After Walter Gauer was discharged from the USMC in 1946, he used his mustering out pay to purchase a surplus military truck. He and his partners, mentioned above, rented out space in Irvington, NJ and started the business. Under his leadership Gauer Metal Products eventually grew larger and in 1950 he purchased a building in Kenilworth, NJ where he and his wife Catherine also built their home. By this time, his brother had already passed away and Walter had stayed partners with his sister-in-law Helen Gauer. The company still began to outgrow this facility so Mr. Gauer purchased a lot down the road to build a larger building. His sister-in-law, Helen, was not in favor of making the expansion and Mr. Gauer’s vision for the company, so Walter gave her full ownership of the old building where she was happy to receive income for the rent. Mr. Gauer always looked after family first. This first new building was about 40,000 square feet, while the second 30,000 square foot facility was built a number of years later. By this time Walter Gauer had become rather famous, in the metal industry, for creating Gauer Bar Edging Machines which created an entire new business for Gauer Bar, or edged flat bar, which appropriately bears his name.
Gauer Metal Products continues to manufacture Edging Machines and Gauer Flo-Rak products that are sold worldwide. Mr. Gauer remained extremely active at this business until his death.
Walter was active in both the church and the community. He was a devoted member of St. Theresa’s Church where he served as a trustee and a 3rd degree member of the Knights of Columbus 4186 in Kenilworth and 4th degree member of John F. Kennedy Council in Union. He was a director of several banks and Chairman of the Board of Blairstown Bank (now PNC Bank). He was a trustee of the Coarion Railroad in Pennsylvania and at Georgian Court College in Lakewood, NJ as well as a former member of the Rotary Club and Kenilworth Manufactures Association. Even with so many so many interests, his family was always first and most important to him.

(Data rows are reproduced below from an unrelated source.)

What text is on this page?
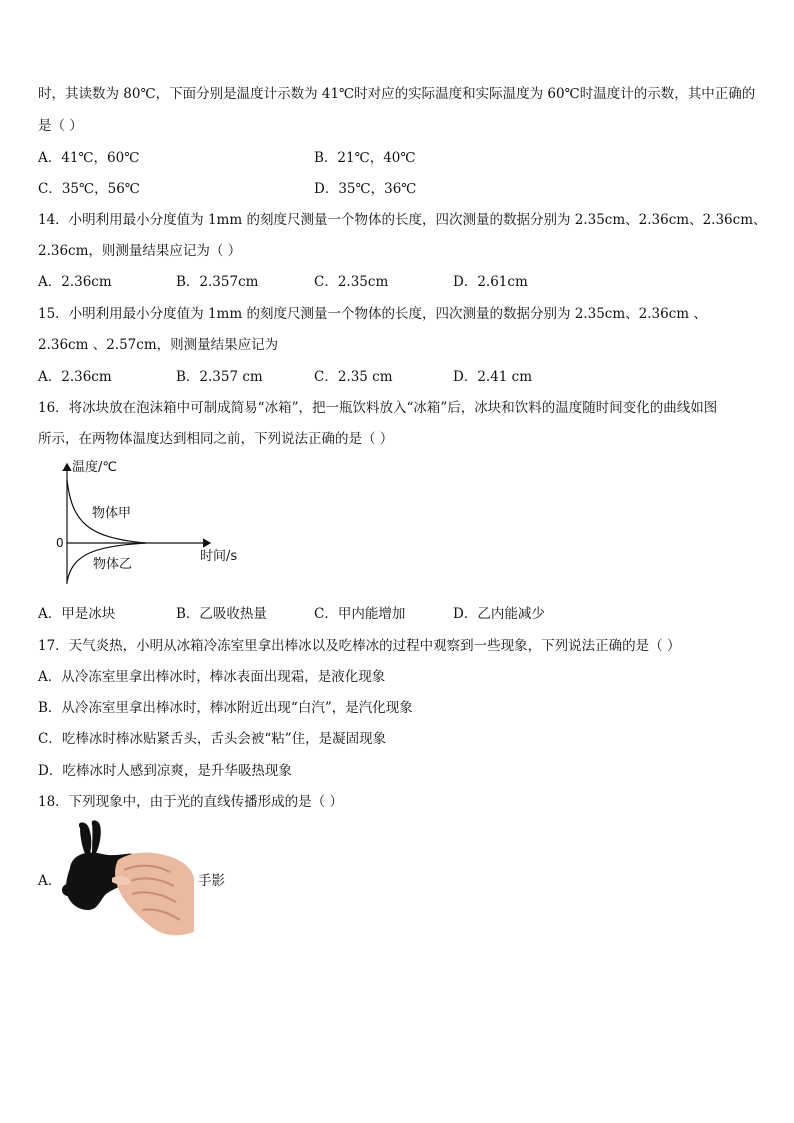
时，其读数为 80℃，下面分别是温度计示数为 41℃时对应的实际温度和实际温度为 60℃时温度计的示数，其中正确的
是（ ）
A．41℃，60℃	B．21℃，40℃
C．35℃，56℃	D．35℃，36℃
14．小明利用最小分度值为 1mm 的刻度尺测量一个物体的长度，四次测量的数据分别为 2.35cm、2.36cm、2.36cm、
2.36cm，则测量结果应记为（ ）
A．2.36cm	B．2.357cm	C．2.35cm	D．2.61cm
15．小明利用最小分度值为 1mm 的刻度尺测量一个物体的长度，四次测量的数据分别为 2.35cm、2.36cm 、
2.36cm 、2.57cm，则测量结果应记为
A．2.36cm	B．2.357 cm	C．2.35 cm	D．2.41 cm
16．将冰块放在泡沫箱中可制成简易“冰箱”，把一瓶饮料放入“冰箱”后，冰块和饮料的温度随时间变化的曲线如图
所示，在两物体温度达到相同之前，下列说法正确的是（ ）
温度/℃
时间/s
0
物体甲
物体乙
A．甲是冰块	B．乙吸收热量	C．甲内能增加	D．乙内能减少
17．天气炎热，小明从冰箱冷冻室里拿出棒冰以及吃棒冰的过程中观察到一些现象，下列说法正确的是（ ）
A．从冷冻室里拿出棒冰时，棒冰表面出现霜，是液化现象
B．从冷冻室里拿出棒冰时，棒冰附近出现“白汽”，是汽化现象
C．吃棒冰时棒冰贴紧舌头，舌头会被“粘”住，是凝固现象
D．吃棒冰时人感到凉爽，是升华吸热现象
18．下列现象中，由于光的直线传播形成的是（ ）
A．	手影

Walter is survived by his beloved wife of 63 years, Catherine; his children, Sharon, Walter, and Maureen; his son-in-law Dennis and daughter-in law Carol; his 16 cherished grandchildren and 11 great-grandchildren. He is predeceased by his daughter Arleen.
Visitation will be Wednesday, January 2nd 2013 4:00PM to 8:00PM at Mastapeter Funeral Home, 400 Faitoute Ave. Roselle Park, NJ. A Funeral Mass will be offered 10:00AM on Thursday, January 3rd 2013 at St. Theresa’s Church in Kenilworth. The cemetery is private.